While there are many different types of trusts all trusts involve the transfer of assets from the person giving the assets, who is called the settlor, to the actual trust. All trusts also require that a trustee be named. The trustee is the person responsible for administering the trust in accordance with the terms as laid out by the original settlor. Trusts also must have a beneficiary. The beneficiary is the person who receives the benefit of the trust. Choosing the right trustee and the right beneficiary can have far-reaching implications for your trust. We have extensive experience in helping our clients review their options and selecting the right people and tools to help achieve their goals.
A revocable trust is a type of trust that many of our clients have used. With a revocable trust, the settlor retains the power to change the conditions of the trust. The settlor, the trustee, and beneficiary can all be the same person in some situations. However this does not have to be the case and a settlor is free to name a trustee and beneficiary that are completely separate. Revocable trusts carry with them particular tax ramifications to both the settlor and the beneficiary. Our team of experienced attorneys can help you to review the terms and requirements of a revocable trust and decide if it is right for you and your goals.

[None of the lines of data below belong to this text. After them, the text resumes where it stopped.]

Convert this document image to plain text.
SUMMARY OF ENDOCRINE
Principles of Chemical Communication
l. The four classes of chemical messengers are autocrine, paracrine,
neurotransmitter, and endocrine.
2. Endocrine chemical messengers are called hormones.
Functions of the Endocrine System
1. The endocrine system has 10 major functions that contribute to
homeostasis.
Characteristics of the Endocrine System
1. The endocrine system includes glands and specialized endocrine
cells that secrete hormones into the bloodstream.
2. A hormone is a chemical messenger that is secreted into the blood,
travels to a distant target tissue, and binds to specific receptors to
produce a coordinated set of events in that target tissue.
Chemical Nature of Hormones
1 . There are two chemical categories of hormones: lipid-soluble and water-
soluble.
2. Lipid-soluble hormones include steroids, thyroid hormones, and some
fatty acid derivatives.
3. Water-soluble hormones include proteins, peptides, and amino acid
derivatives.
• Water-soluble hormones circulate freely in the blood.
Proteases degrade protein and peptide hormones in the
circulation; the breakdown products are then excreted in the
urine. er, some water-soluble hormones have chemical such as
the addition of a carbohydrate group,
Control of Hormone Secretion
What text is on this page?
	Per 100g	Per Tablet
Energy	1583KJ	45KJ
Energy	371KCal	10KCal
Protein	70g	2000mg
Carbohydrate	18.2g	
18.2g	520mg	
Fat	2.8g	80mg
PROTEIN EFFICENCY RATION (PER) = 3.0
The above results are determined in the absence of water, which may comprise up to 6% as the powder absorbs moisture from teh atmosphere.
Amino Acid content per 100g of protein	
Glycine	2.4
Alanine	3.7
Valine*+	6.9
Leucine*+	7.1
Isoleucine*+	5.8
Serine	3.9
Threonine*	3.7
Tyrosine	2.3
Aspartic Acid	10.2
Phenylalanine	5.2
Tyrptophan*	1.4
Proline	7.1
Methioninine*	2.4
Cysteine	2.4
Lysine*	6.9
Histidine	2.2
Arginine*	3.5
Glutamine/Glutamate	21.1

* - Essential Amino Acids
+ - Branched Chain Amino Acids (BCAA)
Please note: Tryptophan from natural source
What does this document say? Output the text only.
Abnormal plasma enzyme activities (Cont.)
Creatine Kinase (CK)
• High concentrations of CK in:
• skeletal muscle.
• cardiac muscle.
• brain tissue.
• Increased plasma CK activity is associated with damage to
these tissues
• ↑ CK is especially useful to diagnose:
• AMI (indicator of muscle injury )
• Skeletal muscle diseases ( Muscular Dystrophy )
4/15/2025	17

Conversely, an irrevocable trust is one that cannot be changed after the transfer is made to the trust. However, courts can change the trust under special circumstances. Irrevocable trusts often come into being under the terms of a last will and testament. Under an irrevocable trust, as with a revocable trust, there are particular tax and financial ramifications for the settlor and a beneficiary. We have wide-ranging experience with estate planning and trusts, and can provide you with special insight in your case as to whether an irrevocable trust is right for your plan.
Special needs trusts
We are also skilled in the creation of special needs trusts. If you are thinking of making a gift of assets either now or the time of your death to a person who receives disability payments, Medicaid, or other state benefits doing so without consulting our experienced team about the creation of a Special Needs Trust could inadvertently results in the loss of eligibility of benefits. We can talk with you about the availability and appropriateness of a Special Needs Trust to help financially support your friend or family member while still making sure that he or she maintains eligibility for the benefits required to help maintain stability and health.